Mme Binh : nous devons alerter l'opinion internationale avec force
Mme Nguyen Thi Binh, vice-présidente de la République socialiste du Vietnam et qui avait représenté le GRP aux négociations
de Paris est aussi présidente du Fonds d'aide aux victimes de l'agent orange.
Quand avez-vous pris conscience de l'ampleur des terribles effets de l'agent orange ?
Nguyen Thi Binh. Toute une série de produits chimiques ont été déversés sur le sud de notre pays pendant dix ans : une
quinzaine en tout, qui avaient les noms des couleurs de l'arc-en-ciel. L'agent pourpre, rose, blanc, vert, etc. Le plus toxique
était l'orange à cause de la dioxine qu'il contient.
Très vite après les premiers raids, nous avons eu connaissance des conséquences écologiques de l'épandage des herbicides
mais nous ne pouvions pas alors mesurer l'ampleur des dégâts humanitaires dans leur globalité. Dans les années soixante, des
scientifiques du monde entier se sont inquiétés et ont dénoncé cette guerre chimique que menaient les Américains. Une
conférence internationale s'est tenue en 1970 à la faculté d'Orsay qui faisait état des malformations congénitales et des cancers
dus à la dioxine.
Il semble qu'après la guerre ce problème n'ait pas été une priorité pour le Vietnam ?
Nguyen Thi Binh. C'est vrai, nous n'avons pas suffisamment prêté attention à ce sujet. Mais il faut se replonger dans le contexte
politique de l'époque. Le pays était entièrement ravagé par la guerre et nous avions eu de graves problèmes à résoudre. Il y a
eu le Cambodge, l'embargo américain, qui pesait de tout son poids sur la reconstruction du pays. Il fallait résoudre aussi les
problèmes de société hérités de la guerre. Le retour des soldats, leur réinsertion dans la vie civile, le chômage, la pauvreté.
Nous nous sommes occupés des victimes de la guerre en général, c'est-à-dire des millions de gens.

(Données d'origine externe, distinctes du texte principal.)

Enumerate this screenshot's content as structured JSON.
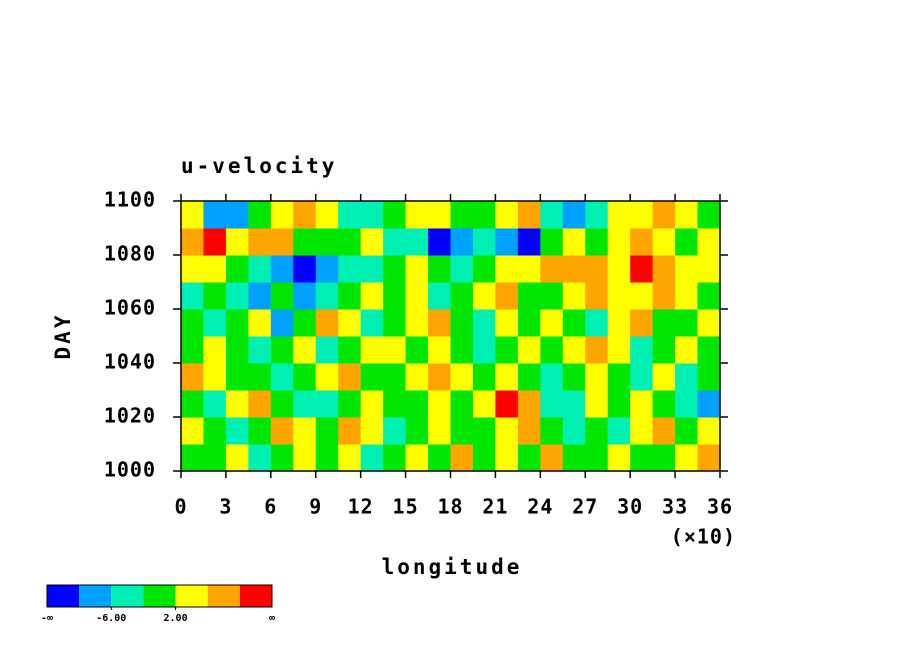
{
  "chart_data": {
    "type": "heatmap",
    "title": "u-velocity",
    "x_label": "longitude",
    "x_scale_label": "(×10)",
    "y_label": "DAY",
    "xlim": [
      0,
      36
    ],
    "xticks": [
      0,
      3,
      6,
      9,
      12,
      15,
      18,
      21,
      24,
      27,
      30,
      33,
      36
    ],
    "ylim": [
      1000,
      1100
    ],
    "yticks": [
      1000,
      1020,
      1040,
      1060,
      1080,
      1100
    ],
    "levels": [
      -10,
      -6,
      -2,
      2,
      6,
      10
    ],
    "colors": [
      "#0000ff",
      "#00a0ff",
      "#00f0b4",
      "#00e600",
      "#ffff00",
      "#ffa500",
      "#ff0000"
    ],
    "colorbar_end_labels": [
      "-∞",
      "∞"
    ],
    "colorbar_ticks": [
      {
        "value": -6,
        "label": "-6.00"
      },
      {
        "value": 2,
        "label": "2.00"
      }
    ],
    "z": [
      [
        -2,
        1,
        3,
        -3,
        0,
        4,
        -1,
        2,
        -5,
        1,
        4,
        0,
        6,
        -1,
        3,
        -2,
        8,
        1,
        -1,
        4,
        0,
        -2,
        5,
        7
      ],
      [
        3,
        0,
        -4,
        -1,
        6,
        2,
        -2,
        9,
        3,
        -3,
        -1,
        4,
        1,
        -2,
        3,
        7,
        1,
        -4,
        0,
        -3,
        2,
        6,
        -1,
        2
      ],
      [
        -1,
        -5,
        2,
        6,
        0,
        -6,
        -3,
        1,
        4,
        -2,
        0,
        3,
        -2,
        5,
        11,
        6,
        -4,
        -6,
        2,
        -1,
        3,
        -1,
        -4,
        -7
      ],
      [
        8,
        3,
        -1,
        0,
        -4,
        -1,
        3,
        6,
        1,
        -2,
        5,
        9,
        4,
        -1,
        2,
        0,
        -4,
        -1,
        3,
        0,
        -5,
        2,
        -3,
        -1
      ],
      [
        -2,
        3,
        0,
        -6,
        -1,
        2,
        -3,
        0,
        5,
        3,
        -2,
        4,
        0,
        -5,
        1,
        3,
        -1,
        5,
        8,
        2,
        -3,
        1,
        4,
        -2
      ],
      [
        0,
        -5,
        -2,
        3,
        -7,
        1,
        8,
        2,
        -3,
        0,
        4,
        7,
        1,
        -4,
        2,
        -1,
        5,
        0,
        -3,
        2,
        6,
        1,
        -2,
        3
      ],
      [
        -3,
        0,
        -6,
        -8,
        -2,
        -9,
        -5,
        0,
        3,
        -1,
        2,
        -4,
        0,
        3,
        6,
        1,
        -2,
        4,
        7,
        2,
        5,
        9,
        3,
        0
      ],
      [
        2,
        5,
        0,
        -4,
        -7,
        -11,
        -10,
        -6,
        -3,
        1,
        3,
        -2,
        -5,
        0,
        4,
        2,
        6,
        9,
        7,
        3,
        11,
        8,
        5,
        2
      ],
      [
        7,
        11,
        3,
        6,
        9,
        1,
        -2,
        0,
        2,
        -3,
        -6,
        -11,
        -9,
        -4,
        -7,
        -11,
        0,
        3,
        -2,
        4,
        6,
        3,
        -1,
        5
      ],
      [
        4,
        -8,
        -7,
        0,
        3,
        8,
        2,
        -4,
        -3,
        1,
        5,
        3,
        -2,
        0,
        4,
        7,
        -3,
        -9,
        -6,
        2,
        5,
        9,
        4,
        1
      ]
    ]
  }
}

En octobre 1980, nous avons formé une commission, nommée 10/80, quand nous nous sommes rendu compte du nombre des
personnes affectées au Sud-Vietnam et parmi les vétérans et de la multiplicité des naissances d'enfants handicapés. Des
médecins, des scientifiques ont travaillé sur cette question pour mettre en corrélation la dioxine et les pathologies développées.
Des experts allemands et américains sont venus nous aider. Mais les analyses de sang pour détecter la présence de dioxine
chez l'être humain coûtent très cher. 1 000 dollars à 2 000 dollars par examen. Nous n'avons pas les fonds nécessaires pour
mener les enquêtes conduisant à des statistiques fiables et reconnues par la communauté scientifique. C'est en jouant sur ce
point que le gouvernement américain refuse de reconnaître ses responsabilités.
Que fait aujourd'hui le gouvernement vietnamien pour aider les victimes ?
Nguyen Thi Binh. Nous venons de décider que les victimes de l'agent orange et leurs enfants recevraient une aide mensuelle.
Aussi modeste soit-elle, cette aide est une preuve de reconnaissance. Bien sûr, la décision vient tard mais nous avons
d'énormes difficultés économiques. Ces indemnisations sont d'autant plus indispensables que les populations affectées sont en
large majorité des paysans très pauvres. Les maladies des parents laissent les familles sans ressources. L'assistance aux enfants
- dans certains cas on compte 4, 5, voire davantage, personnes handicapées dans un même groupe familial - est une charge
énorme pour les bien portants. Avec l'aide d'organisations de solidarité nous avons créé des centres d'accueil, de soins, de
réinsertion. Mais ils sont encore en nombre insuffisant.
Comptez-vous interpeller le gouvernement américain ?
Nguyen Thi Binh. Il y a deux aspects du problème : sur le plan humanitaire, notre gouvernement se doit de secourir les victimes
et de mobiliser les ONG pour les aider, les soigner. Je l'ai dit, c'est encore très limité. Le second aspect est d'ordre juridique et
politique avec les Etats-Unis. Nous leur avons déjà posé le problème. Lors de sa visite à Hanoï, en 1997, Madeleine Albright a
refusé d'y répondre. D'après elle, il faut des preuves scientifiques. C'est une façon d'éluder le problème et de laisser seul le
Vietnam y faire face. · mon sens, nous devons alerter l'opinion mondiale et poser le problème avec plus de force.
Par Dominique Bari - L'Humanité, le 21 Avril 2000.